La Ville I, carrefour des influences

Il est possible de restituer, à grands traits, la trajectoire historique de ces productions. Sous cet aspect, les industries de la Ville I semblent tout entières tournées vers la Haute-Mésopotamie et le Levant nord : portées par les expressions culturelles de Ninive V et de la Plain Simple Ware (céramique métallique, Reserved Slip Ware, céramique peinte, Amuq G-H), ces influences s’expriment dans la présence de grandes lames cananéennes, débitées par pression au levier ou par percussion indirecte et dévolues à la fabrication de l’outillage agricole (armatures de faucille ou de planche à dépiquer/tribulum).

La diffusion de ces objets depuis le Haut-Euphrate, la Djézireh, le bassin du Khabour ou la vallée du Tigre – mais également leur imitation dans le cadre de la production locale – sanctionnent, entre 2900 et 2600 av. J.-C., le consensus technique qui s’établit depuis le monde transcaucasien jusqu’au Moyen-Euphrate. A une échelle plus large, ces mouvements d’objets et d’idées rejoignent une autre « globalisation » technique, le phénomène tabulaire, qui traduit la circulation en masse de grands éclats corticaux, depuis les marges désertiques de Jordanie jusque vers la haute vallée de l’Euphrate, via Mari.
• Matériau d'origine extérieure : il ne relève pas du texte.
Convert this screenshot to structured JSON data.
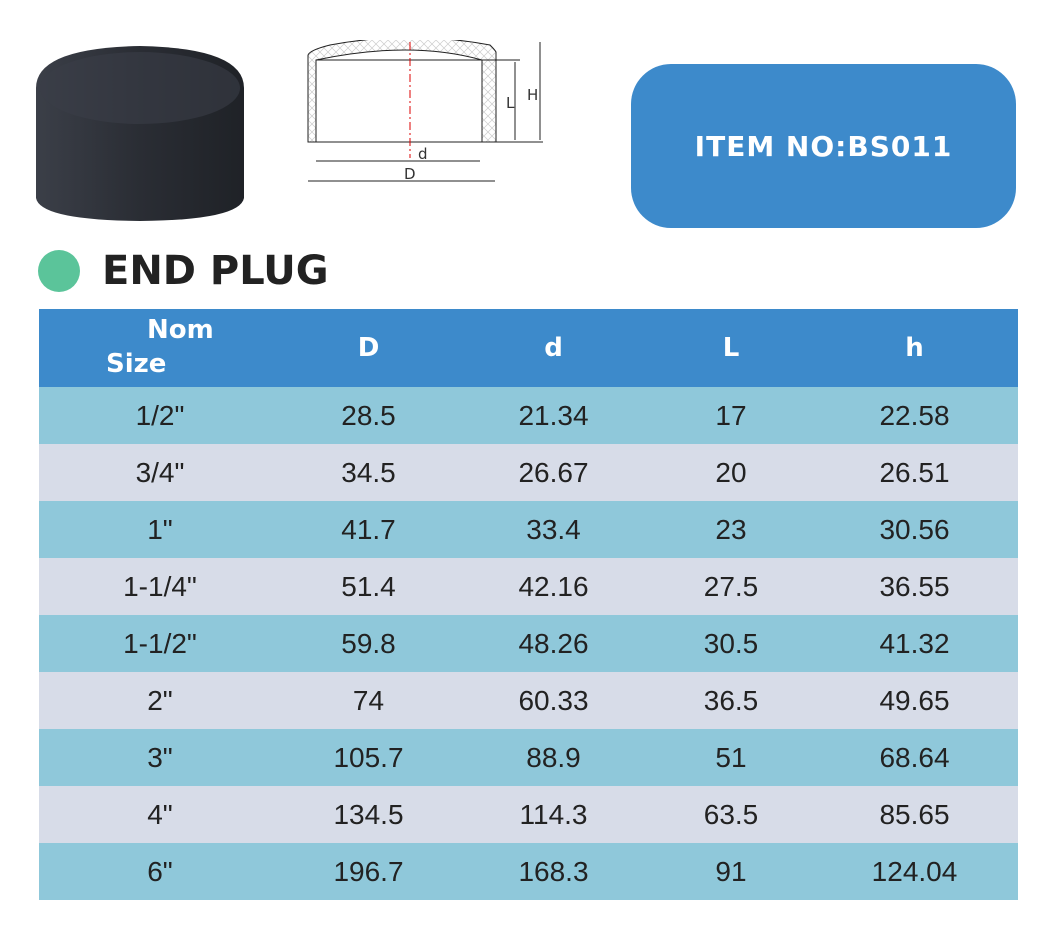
{
  "item_no": "ITEM NO:BS011",
  "title": "END PLUG",
  "diagram": {
    "labels": {
      "d": "d",
      "D": "D",
      "L": "L",
      "H": "H"
    }
  },
  "colors": {
    "header": "#3d8acb",
    "row_odd": "#8fc8da",
    "row_even": "#d7dce8",
    "dot": "#5bc49a"
  },
  "table": {
    "headers": {
      "nom_line1": "Nom",
      "nom_line2": "Size",
      "D": "D",
      "d": "d",
      "L": "L",
      "h": "h"
    },
    "rows": [
      [
        "1/2\"",
        "28.5",
        "21.34",
        "17",
        "22.58"
      ],
      [
        "3/4\"",
        "34.5",
        "26.67",
        "20",
        "26.51"
      ],
      [
        "1\"",
        "41.7",
        "33.4",
        "23",
        "30.56"
      ],
      [
        "1-1/4\"",
        "51.4",
        "42.16",
        "27.5",
        "36.55"
      ],
      [
        "1-1/2\"",
        "59.8",
        "48.26",
        "30.5",
        "41.32"
      ],
      [
        "2\"",
        "74",
        "60.33",
        "36.5",
        "49.65"
      ],
      [
        "3\"",
        "105.7",
        "88.9",
        "51",
        "68.64"
      ],
      [
        "4\"",
        "134.5",
        "114.3",
        "63.5",
        "85.65"
      ],
      [
        "6\"",
        "196.7",
        "168.3",
        "91",
        "124.04"
      ]
    ]
  }
}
La Ville II : une rupture technologique majeure

La transition de la Ville I vers la Ville II signe une rupture technologique majeure dans l’histoire des industries de Mari : autour de 2550 av. J.-C., les débitages de lames légères, exécutés au chasse-lames ou par pression debout, s’imposent dans tous les assemblages et perdurent, à travers les événements de la Ville III, jusqu’au premier quart du IIe millénaire. Leurs références puisent aux schémas développés en Basse-Mésopotamie depuis la fin du Ve millénaire au moins et qui ont connu, au fil des siècles, d’importants phénomènes de transformation et de propagation, à la faveur de l’expansion du modèle culturel urukéen ou du succès des cités-états suméro-akkadiennes.